DAPK1 expression and activity are deregulated in cancer and AD. It is down-regulated and/or inactivated by multiple mechanisms in many human cancers, and elicits a protective effect to counteract numerous death stimuli in cancer, including activation of the master regulator Pin1. Moreover, loss of DAPK1 expression has correlated strongly with tumor recurrence and metastasis, suggesting that lack of sufficient functional DAPK1 might contribute to cancer. In contrast, DAPK1 is highly expressed in the brains of most human AD patients and has been identified as one of the genetic factors affecting susceptibility to late-onset AD. The absence of DAPK1 promotes efficient learning and better memory in mice and prevents the development of AD by acting on many key proteins including Pin1 and its downstream targets tau and APP. Recent patents show that DAPK1 modulation might be used to treat both cancer and AD.
DAPK1 plays a critical role in diverse physiological processes and importantly, its deregulation is implicated in the pathogenesis of either cancer or AD. Therefore, manipulating DAPK1 activity and/or expression may be a promising therapeutic option for cancer or AD.

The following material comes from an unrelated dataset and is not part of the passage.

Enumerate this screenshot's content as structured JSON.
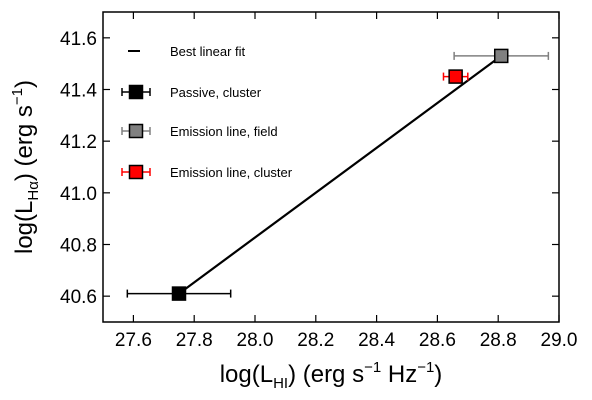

死亡相关蛋白激酶 1(DAPK1)在细胞凋亡、肿瘤抑制和神经退行性变(包括阿尔茨海默病,AD)中发挥重要作用。
本综述将描述 DAPK1 在癌症和 AD 发展中的多种作用,以及基于 DAPK1 的治疗方法的药物开发的现状。
利用基因 DAPK1 操作和化学 DAPK1 调节剂分析 DAPK1 调节、功能和底物的报告。
DAPK1 的表达和活性在癌症和 AD 中失调。在许多人类癌症中,它通过多种机制被下调和/或失活,并且在癌症中对许多死亡刺激产生保护作用,包括主调控因子 Pin1 的激活。此外,DAPK1 表达的缺失与肿瘤复发和转移密切相关,这表明缺乏足够功能的 DAPK1 可能导致癌症。相反,DAPK1 在大多数人类 AD 患者的大脑中高表达,并且已被鉴定为影响迟发性 AD 易感性的遗传因素之一。缺乏 DAPK1 可通过作用于许多关键蛋白(包括 Pin1 及其下游靶标 tau 和 APP)促进小鼠的有效学习和更好的记忆,并预防 AD 的发展。最近的专利表明,DAPK1 调节可能用于治疗癌症和 AD。
DAPK1 在多种生理过程中发挥关键作用,重要的是,其失调与癌症或 AD 的发病机制有关。因此,操纵 DAPK1 的活性和/或表达可能是癌症或 AD 的一种有前途的治疗选择。